“Only takes one black cloud to ruin a bright day/ I was the black cloud, she was the bright day” rasps Davey MacManus on ‘Opposite Ends’. Lyrically Tragedy Rocks is as uplifting as a mouse infested bedsit lit by a naked bulb. But for all his obsession with the seamier end of melancholy, this is an album stuffed with effortlessly hummable hooks and choruses.
At times fuzzy, loose and lo-fi, at others bombastic and grandiose, The Crimea have an instinct for the appropriate. Whether it’s the Joy Zipper like slacker lollop of ‘Baby Boom’ or the hushed bank of harmonies on ‘Gazillions of Minature Violins’ – which sound like Flaming Lips marinated in gin – the arrangements never swamp the songs. And McManus’ voice, quavering, stretching and choking its way around the tunes, makes sure it always sounds very human.

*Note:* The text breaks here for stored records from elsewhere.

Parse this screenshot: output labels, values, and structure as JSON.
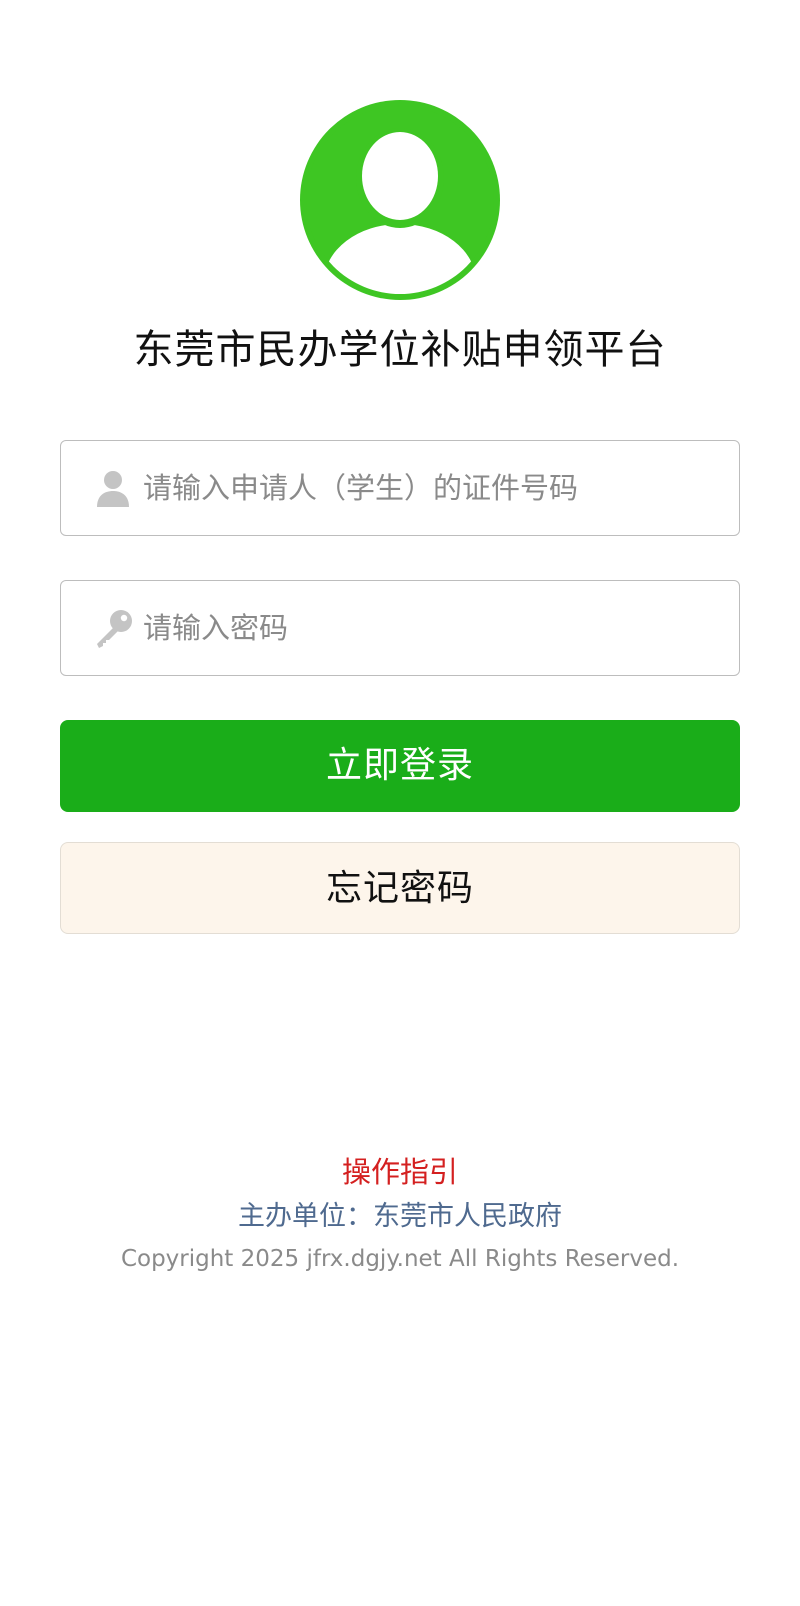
{
  "app": {
    "title": "东莞市民办学位补贴申领平台"
  },
  "avatar": {
    "icon": "user-avatar-icon",
    "color": "#3ec623"
  },
  "form": {
    "id_field": {
      "placeholder": "请输入申请人（学生）的证件号码",
      "value": "",
      "icon": "user-icon"
    },
    "password_field": {
      "placeholder": "请输入密码",
      "value": "",
      "icon": "key-icon"
    }
  },
  "buttons": {
    "login_label": "立即登录",
    "forgot_label": "忘记密码"
  },
  "footer": {
    "guide_link": "操作指引",
    "host": "主办单位：东莞市人民政府",
    "copyright": "Copyright 2025 jfrx.dgjy.net All Rights Reserved."
  },
  "colors": {
    "primary_green": "#1aad19",
    "avatar_green": "#3ec623",
    "forgot_bg": "#fdf5eb",
    "guide_red": "#d42020",
    "host_blue": "#4f6a8f"
  }
}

Like the Flaming Lips too, the songs feel simultaneously familiar and peculiar. Each intro sounds like something you haven’t heard for ages and can’t quite place. But then the often humourously disquieting lyrics appear and undercut the pop classicism (“sometimes I think you could be more than just a punch bag with lipstick on” for example). Occasionally things veer off course into pastiche overload, like the faux Nick Cave gothery in the verses of ‘Someone’s Crying’, but even that redeems itself musically in the chorus.

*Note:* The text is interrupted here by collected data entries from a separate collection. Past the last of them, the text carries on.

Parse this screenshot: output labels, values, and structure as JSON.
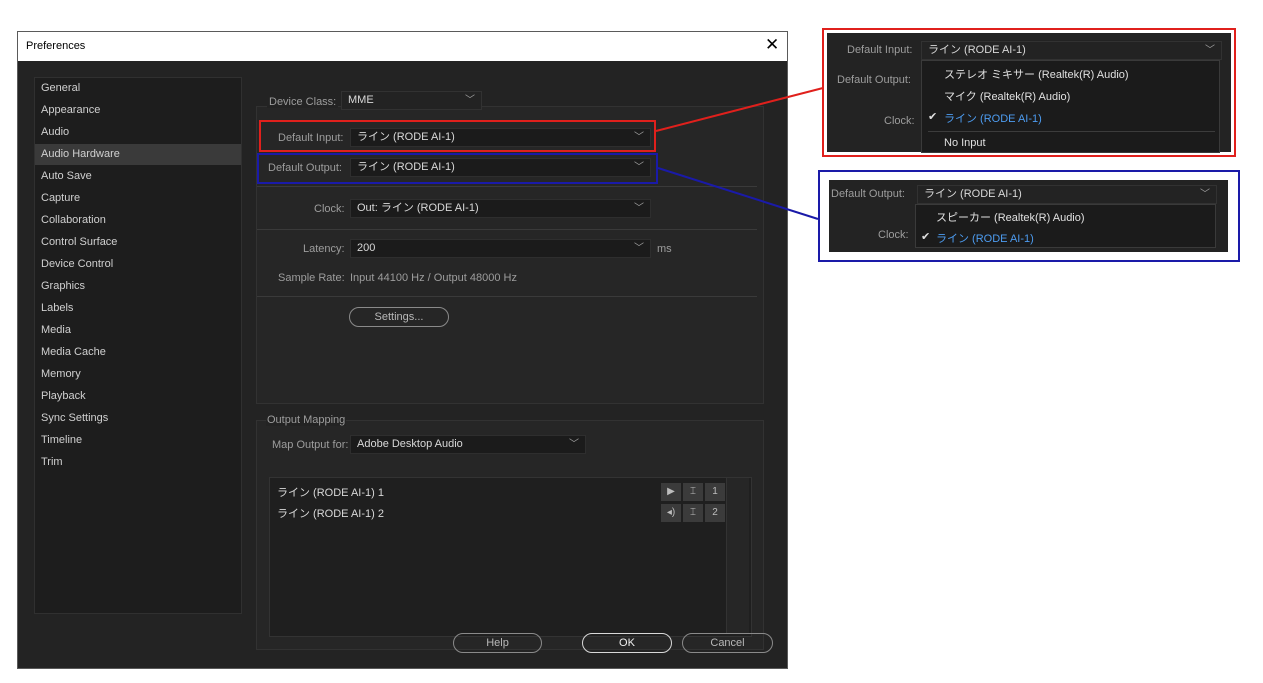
{
  "dialog": {
    "title": "Preferences",
    "close_icon": "✕"
  },
  "sidebar": {
    "items": [
      {
        "label": "General"
      },
      {
        "label": "Appearance"
      },
      {
        "label": "Audio"
      },
      {
        "label": "Audio Hardware"
      },
      {
        "label": "Auto Save"
      },
      {
        "label": "Capture"
      },
      {
        "label": "Collaboration"
      },
      {
        "label": "Control Surface"
      },
      {
        "label": "Device Control"
      },
      {
        "label": "Graphics"
      },
      {
        "label": "Labels"
      },
      {
        "label": "Media"
      },
      {
        "label": "Media Cache"
      },
      {
        "label": "Memory"
      },
      {
        "label": "Playback"
      },
      {
        "label": "Sync Settings"
      },
      {
        "label": "Timeline"
      },
      {
        "label": "Trim"
      }
    ],
    "selected": "Audio Hardware"
  },
  "hardware": {
    "device_class_label": "Device Class:",
    "device_class_value": "MME",
    "default_input_label": "Default Input:",
    "default_input_value": "ライン (RODE AI-1)",
    "default_output_label": "Default Output:",
    "default_output_value": "ライン (RODE AI-1)",
    "clock_label": "Clock:",
    "clock_value": "Out: ライン (RODE AI-1)",
    "latency_label": "Latency:",
    "latency_value": "200",
    "latency_unit": "ms",
    "sample_rate_label": "Sample Rate:",
    "sample_rate_value": "Input 44100 Hz / Output 48000 Hz",
    "settings_button": "Settings..."
  },
  "output_mapping": {
    "heading": "Output Mapping",
    "map_output_label": "Map Output for:",
    "map_output_value": "Adobe Desktop Audio",
    "channels": [
      {
        "name": "ライン (RODE AI-1) 1",
        "number": "1",
        "icon": "speaker-icon"
      },
      {
        "name": "ライン (RODE AI-1) 2",
        "number": "2",
        "icon": "speaker-icon"
      }
    ]
  },
  "footer": {
    "help": "Help",
    "ok": "OK",
    "cancel": "Cancel"
  },
  "zoom_input": {
    "label": "Default Input:",
    "value": "ライン (RODE AI-1)",
    "output_label": "Default Output:",
    "clock_label": "Clock:",
    "options": [
      "ステレオ ミキサー (Realtek(R) Audio)",
      "マイク (Realtek(R) Audio)",
      "ライン (RODE AI-1)",
      "No Input"
    ],
    "checked": "ライン (RODE AI-1)",
    "highlight_color": "#e0201c"
  },
  "zoom_output": {
    "label": "Default Output:",
    "value": "ライン (RODE AI-1)",
    "clock_label": "Clock:",
    "options": [
      "スピーカー (Realtek(R) Audio)",
      "ライン (RODE AI-1)"
    ],
    "checked": "ライン (RODE AI-1)",
    "highlight_color": "#1a1aa8"
  },
  "colors": {
    "selected_option": "#4d9cf0",
    "red_highlight": "#e0201c",
    "blue_highlight": "#1a1aa8"
  }
}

There are enough ideas here for two albums but instead it’s boiled down into one restlessly economic one. Suitably for a band named after the site of a famous conflict, the album is a battle between opposing forces – bleakness and humour, beauty and ugliness, pure pop and musical interest. Sometimes that works, sometimes it implodes, but it never stays still.